The poor man is, no doubt, sitting with his head in his hands, wondering what his beloved will conjure next.  Rebecca spoke, sympathetically, of her husband’s reaction to her doing things like writing a song a week, for a year or writing a song and a related poem, plus painting a picture, each week, for so many weeks.  I would guess that a certain number of said works are about him.

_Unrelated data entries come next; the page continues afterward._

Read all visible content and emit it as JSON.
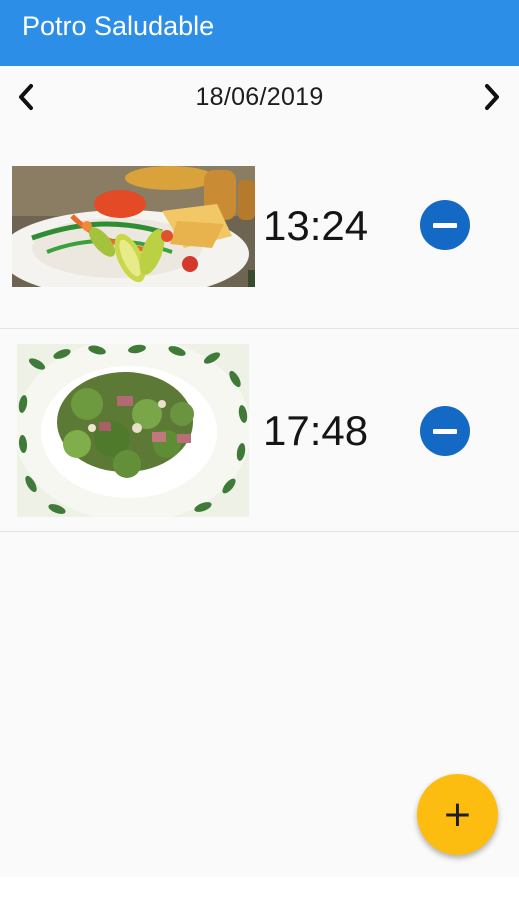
{
  "app": {
    "title": "Potro Saludable",
    "accent_color": "#2d8ee8"
  },
  "date_nav": {
    "date": "18/06/2019",
    "prev_icon": "chevron-left-icon",
    "next_icon": "chevron-right-icon"
  },
  "meals": [
    {
      "time": "13:24",
      "photo": "salad-with-vegetables-and-nachos",
      "remove_icon": "minus-circle-icon"
    },
    {
      "time": "17:48",
      "photo": "broccoli-with-ham-on-plate",
      "remove_icon": "minus-circle-icon"
    }
  ],
  "fab": {
    "label": "+",
    "icon": "plus-icon",
    "color": "#fdbd10"
  }
}
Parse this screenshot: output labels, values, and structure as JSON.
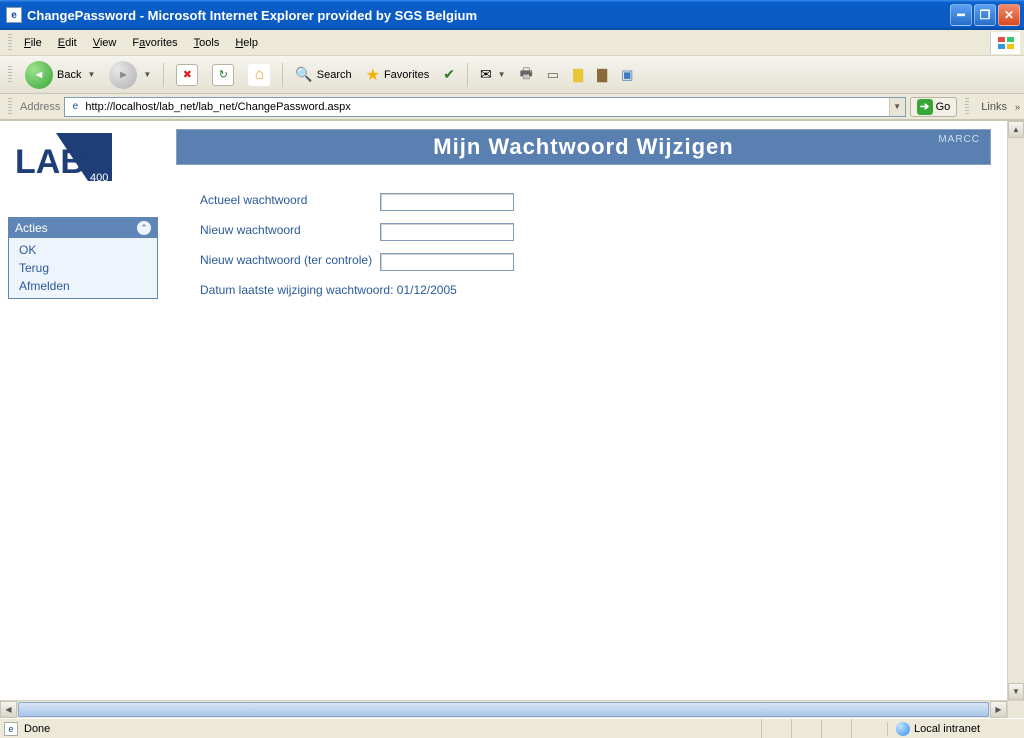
{
  "window": {
    "title": "ChangePassword - Microsoft Internet Explorer provided by SGS Belgium"
  },
  "menu": {
    "items": [
      "File",
      "Edit",
      "View",
      "Favorites",
      "Tools",
      "Help"
    ]
  },
  "toolbar": {
    "back": "Back",
    "search": "Search",
    "favorites": "Favorites"
  },
  "addressbar": {
    "label": "Address",
    "url": "http://localhost/lab_net/lab_net/ChangePassword.aspx",
    "go": "Go",
    "links": "Links"
  },
  "logo": {
    "text_main": "LAB",
    "text_sub": "400"
  },
  "sidebar": {
    "header": "Acties",
    "items": [
      "OK",
      "Terug",
      "Afmelden"
    ]
  },
  "header_band": {
    "title": "Mijn Wachtwoord Wijzigen",
    "user": "MARCC"
  },
  "form": {
    "rows": [
      {
        "label": "Actueel wachtwoord",
        "value": ""
      },
      {
        "label": "Nieuw wachtwoord",
        "value": ""
      },
      {
        "label": "Nieuw wachtwoord (ter controle)",
        "value": ""
      }
    ],
    "note_prefix": "Datum laatste wijziging wachtwoord: ",
    "note_date": "01/12/2005"
  },
  "statusbar": {
    "status": "Done",
    "zone": "Local intranet"
  }
}
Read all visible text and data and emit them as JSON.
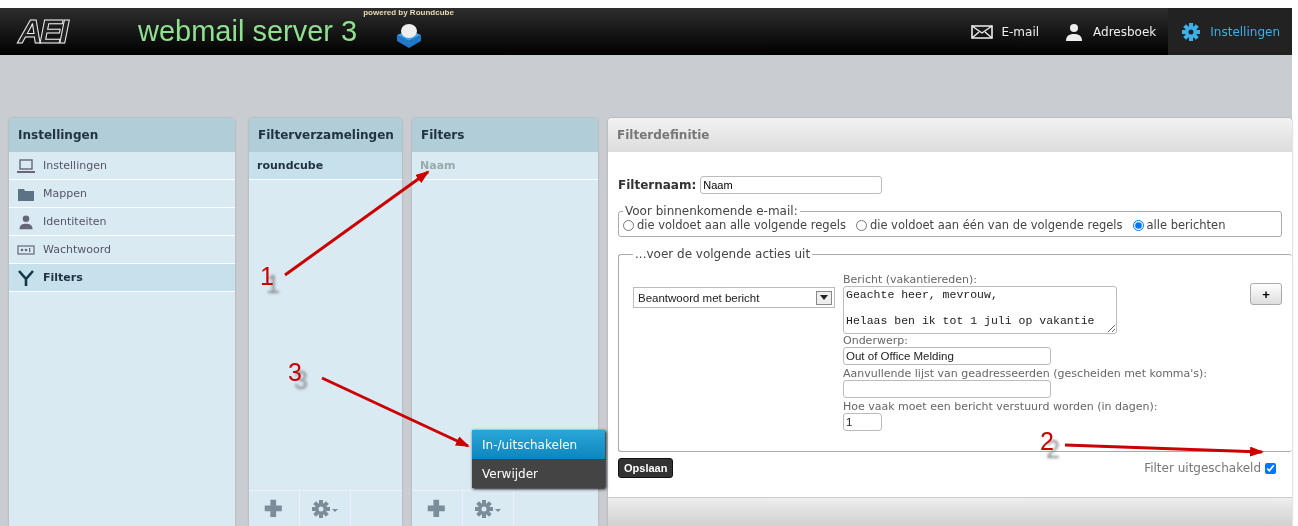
{
  "header": {
    "logo": "AEI",
    "title": "webmail server 3",
    "powered": "powered by Roundcube",
    "nav": [
      {
        "label": "E-mail",
        "kind": "mail",
        "selected": false
      },
      {
        "label": "Adresboek",
        "kind": "person",
        "selected": false
      },
      {
        "label": "Instellingen",
        "kind": "gear",
        "selected": true
      }
    ]
  },
  "settings_panel": {
    "title": "Instellingen",
    "items": [
      {
        "label": "Instellingen",
        "kind": "laptop",
        "selected": false
      },
      {
        "label": "Mappen",
        "kind": "folder",
        "selected": false
      },
      {
        "label": "Identiteiten",
        "kind": "person",
        "selected": false
      },
      {
        "label": "Wachtwoord",
        "kind": "password",
        "selected": false
      },
      {
        "label": "Filters",
        "kind": "filter",
        "selected": true
      }
    ]
  },
  "filtersets_panel": {
    "title": "Filterverzamelingen",
    "items": [
      {
        "label": "roundcube",
        "selected": true
      }
    ]
  },
  "filters_panel": {
    "title": "Filters",
    "items": [
      {
        "label": "Naam",
        "disabled": true
      }
    ]
  },
  "context_menu": {
    "items": [
      {
        "label": "In-/uitschakelen",
        "selected": true
      },
      {
        "label": "Verwijder",
        "selected": false
      }
    ]
  },
  "filter_definition": {
    "title": "Filterdefinitie",
    "name_label": "Filternaam:",
    "name_value": "Naam",
    "incoming": {
      "legend": "Voor binnenkomende e-mail:",
      "options": [
        {
          "label": "die voldoet aan alle volgende regels",
          "selected": false
        },
        {
          "label": "die voldoet aan één van de volgende regels",
          "selected": false
        },
        {
          "label": "alle berichten",
          "selected": true
        }
      ]
    },
    "actions": {
      "legend": "...voer de volgende acties uit",
      "action": "Beantwoord met bericht",
      "add_button": "+",
      "message_label": "Bericht (vakantiereden):",
      "message_value": "Geachte heer, mevrouw,\n\nHelaas ben ik tot 1 juli op vakantie",
      "subject_label": "Onderwerp:",
      "subject_value": "Out of Office Melding",
      "addresses_label": "Aanvullende lijst van geadresseerden (gescheiden met komma's):",
      "days_label": "Hoe vaak moet een bericht verstuurd worden (in dagen):",
      "days_value": "1"
    },
    "save_button": "Opslaan",
    "disabled_label": "Filter uitgeschakeld",
    "disabled_checked": true
  },
  "annotations": [
    {
      "label": "1"
    },
    {
      "label": "2"
    },
    {
      "label": "3"
    }
  ]
}
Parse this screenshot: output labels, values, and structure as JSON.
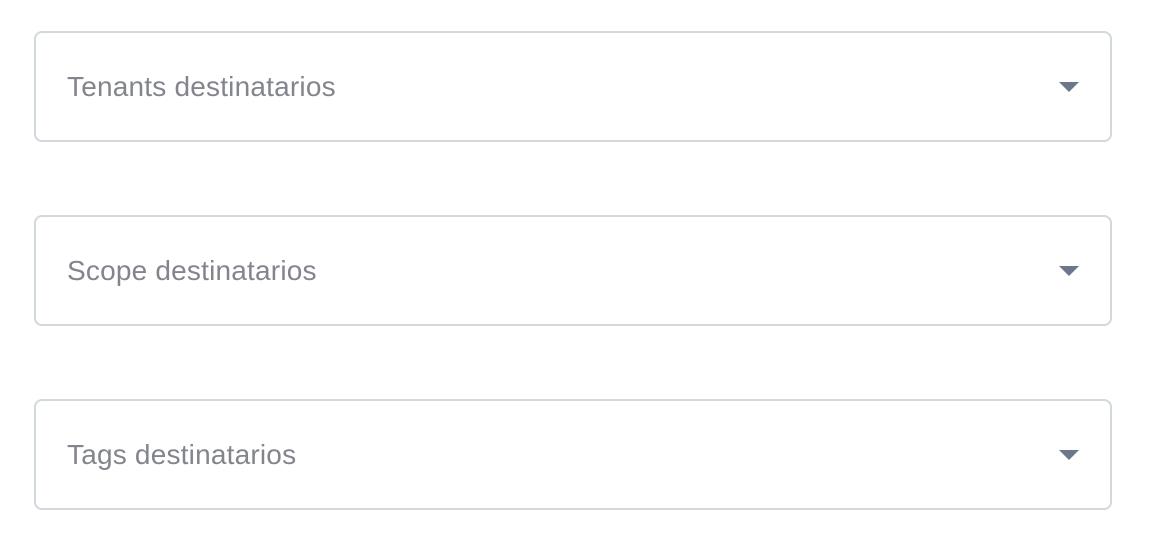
{
  "form": {
    "fields": [
      {
        "placeholder": "Tenants destinatarios",
        "icon": "chevron-down-icon"
      },
      {
        "placeholder": "Scope destinatarios",
        "icon": "chevron-down-icon"
      },
      {
        "placeholder": "Tags destinatarios",
        "icon": "chevron-down-icon"
      }
    ]
  },
  "colors": {
    "border": "#d3d7de",
    "placeholder_text": "#82858e",
    "caret": "#6c778b",
    "background": "#ffffff"
  }
}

Last night, Rebecca Folsom and Sally Barris offered two hours of rapturous song, interspersed with the kind of banter indicated above.  They came to us from Boulder and Nashville, respectively, and offered “medicine for the soul”.  The repertoire ran from Rebecca’s songs of her beloved Colorado;  an homage to Judy Collins, Joni Mitchell and Carole King (see below); and a bluesy paean to what women can do, to Sally’s  impromptu “Halloween Love Song”; a tribute to those who accomplish much, with a “Little Voice”; and her signature “Let The Wind Chase You”, which earned a Grammy nomination, in 2009, when it was recorded by Trisha Yearwood and Keith Urban.

The ladies captivated the vast majority of the audience, including me in my box seat, just to the right of the stage.  We joined in, on cue, for the choruses of the Halloween Love Song and “Wilder Girl”.  Their nearly matching red dresses were a sign of the slight ache in their hearts, at not being with their sweethearts, on a Saturday night.  The loving audience at Prescott’s Elks Theater did what we could to make up for it, and like so many of us who have traveled far, in the line of work, they carry on.

There was a bit of personal resonance in the ladies’ presence.  Rebecca’s voice resembles that of my mother, in her prime.  Sally both looks and sings like my late wife did. Both  despite, and because of, that eeriness, I was all in with their performances.  Their work speaks of liberation and trusting love.  They stood, solidly, for the achievement that is in every woman’s soul and by extension, in the soul of the person she loves.

I’m sure I’d be fast friends with either one of them, should I encounter her in a more casual setting.  Perking up a visibly tired Sally, by thanking her for a lovely evening, was enough for last night.  I wish them, and all women, full progress towards that sense of attainment.  In the end, it will serve to benefit us men, as well.